In other words, the share of vacation rentals has declined over the past decade — the very time that rental prices have increased.

The simplest explanation for rising housing costs comes down to supply and demand. In Florida, the state’s population grew by 16% between 2010 and 2021, yet the number of housing units only increased by 11% over the same time period — a mere 1% per year and not enough to keep up with demand.

These statistics are publicly available, and yet Florida Atlantic University Professor Ken H. Johnson based his “blame short-term rentals” thesis, cited in the editorial, not on data, but on “anecdotal evidence from [200] conversations.”

Credible research done on the impact of short-term rentals on housing costs show short-term rentals have a minimal impact on rents. Even a report found that short-term rentals contribute to a $40 per year rent increase per renter — that’s about $3 a month.

Should communities have sensible regulations for short-term rentals, including registration and tax requirements? Absolutely, and many do, including Miami-Dade County.
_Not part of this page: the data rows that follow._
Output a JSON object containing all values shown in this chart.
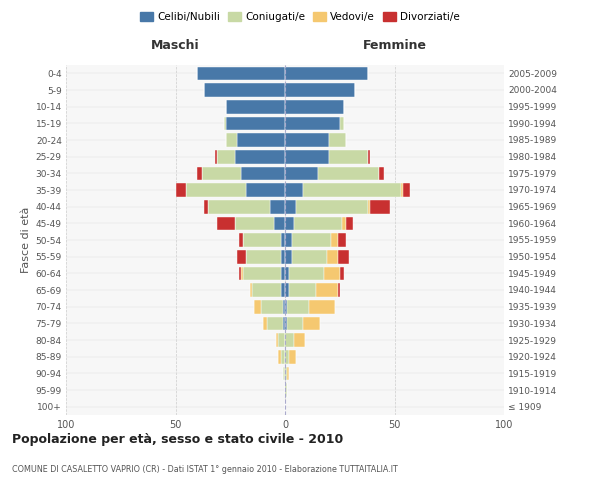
{
  "age_groups": [
    "100+",
    "95-99",
    "90-94",
    "85-89",
    "80-84",
    "75-79",
    "70-74",
    "65-69",
    "60-64",
    "55-59",
    "50-54",
    "45-49",
    "40-44",
    "35-39",
    "30-34",
    "25-29",
    "20-24",
    "15-19",
    "10-14",
    "5-9",
    "0-4"
  ],
  "birth_years": [
    "≤ 1909",
    "1910-1914",
    "1915-1919",
    "1920-1924",
    "1925-1929",
    "1930-1934",
    "1935-1939",
    "1940-1944",
    "1945-1949",
    "1950-1954",
    "1955-1959",
    "1960-1964",
    "1965-1969",
    "1970-1974",
    "1975-1979",
    "1980-1984",
    "1985-1989",
    "1990-1994",
    "1995-1999",
    "2000-2004",
    "2005-2009"
  ],
  "maschi": {
    "celibi": [
      0,
      0,
      0,
      0,
      0,
      1,
      1,
      2,
      2,
      2,
      2,
      5,
      7,
      18,
      20,
      23,
      22,
      27,
      27,
      37,
      40
    ],
    "coniugati": [
      0,
      0,
      1,
      2,
      3,
      7,
      10,
      13,
      17,
      16,
      17,
      18,
      28,
      27,
      18,
      8,
      5,
      1,
      0,
      0,
      0
    ],
    "vedovi": [
      0,
      0,
      0,
      1,
      1,
      2,
      3,
      1,
      1,
      0,
      0,
      0,
      0,
      0,
      0,
      0,
      0,
      0,
      0,
      0,
      0
    ],
    "divorziati": [
      0,
      0,
      0,
      0,
      0,
      0,
      0,
      0,
      1,
      4,
      2,
      8,
      2,
      5,
      2,
      1,
      0,
      0,
      0,
      0,
      0
    ]
  },
  "femmine": {
    "nubili": [
      0,
      0,
      0,
      0,
      0,
      1,
      1,
      2,
      2,
      3,
      3,
      4,
      5,
      8,
      15,
      20,
      20,
      25,
      27,
      32,
      38
    ],
    "coniugate": [
      0,
      1,
      1,
      2,
      4,
      7,
      10,
      12,
      16,
      16,
      18,
      22,
      33,
      45,
      28,
      18,
      8,
      2,
      0,
      0,
      0
    ],
    "vedove": [
      0,
      0,
      1,
      3,
      5,
      8,
      12,
      10,
      7,
      5,
      3,
      2,
      1,
      1,
      0,
      0,
      0,
      0,
      0,
      0,
      0
    ],
    "divorziate": [
      0,
      0,
      0,
      0,
      0,
      0,
      0,
      1,
      2,
      5,
      4,
      3,
      9,
      3,
      2,
      1,
      0,
      0,
      0,
      0,
      0
    ]
  },
  "colors": {
    "celibi": "#4878a8",
    "coniugati": "#c8d9a5",
    "vedovi": "#f5c870",
    "divorziati": "#c83030"
  },
  "xlim": 100,
  "title": "Popolazione per età, sesso e stato civile - 2010",
  "subtitle": "COMUNE DI CASALETTO VAPRIO (CR) - Dati ISTAT 1° gennaio 2010 - Elaborazione TUTTAITALIA.IT",
  "ylabel_left": "Fasce di età",
  "xlabel_maschi": "Maschi",
  "xlabel_femmine": "Femmine"
}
Rents have gone up. And short-term rentals are popular. But mistaking correlation for causation based on conversations, and a rental index devoid of short-term rental data, is misleading.

Building new housing and increasing density is politically difficult, and often requires overcoming NIMBY neighborhood opposition. Pinning blame simplistically on short-term rentals for rising rents only lets local leaders off the hook for their failure to build.

South Florida needs to build its way out of its current housing crisis, not try to blame its way out.

Adam Kovacevich is the founder of the Chamber of Progress, a center-left tech industry coalition.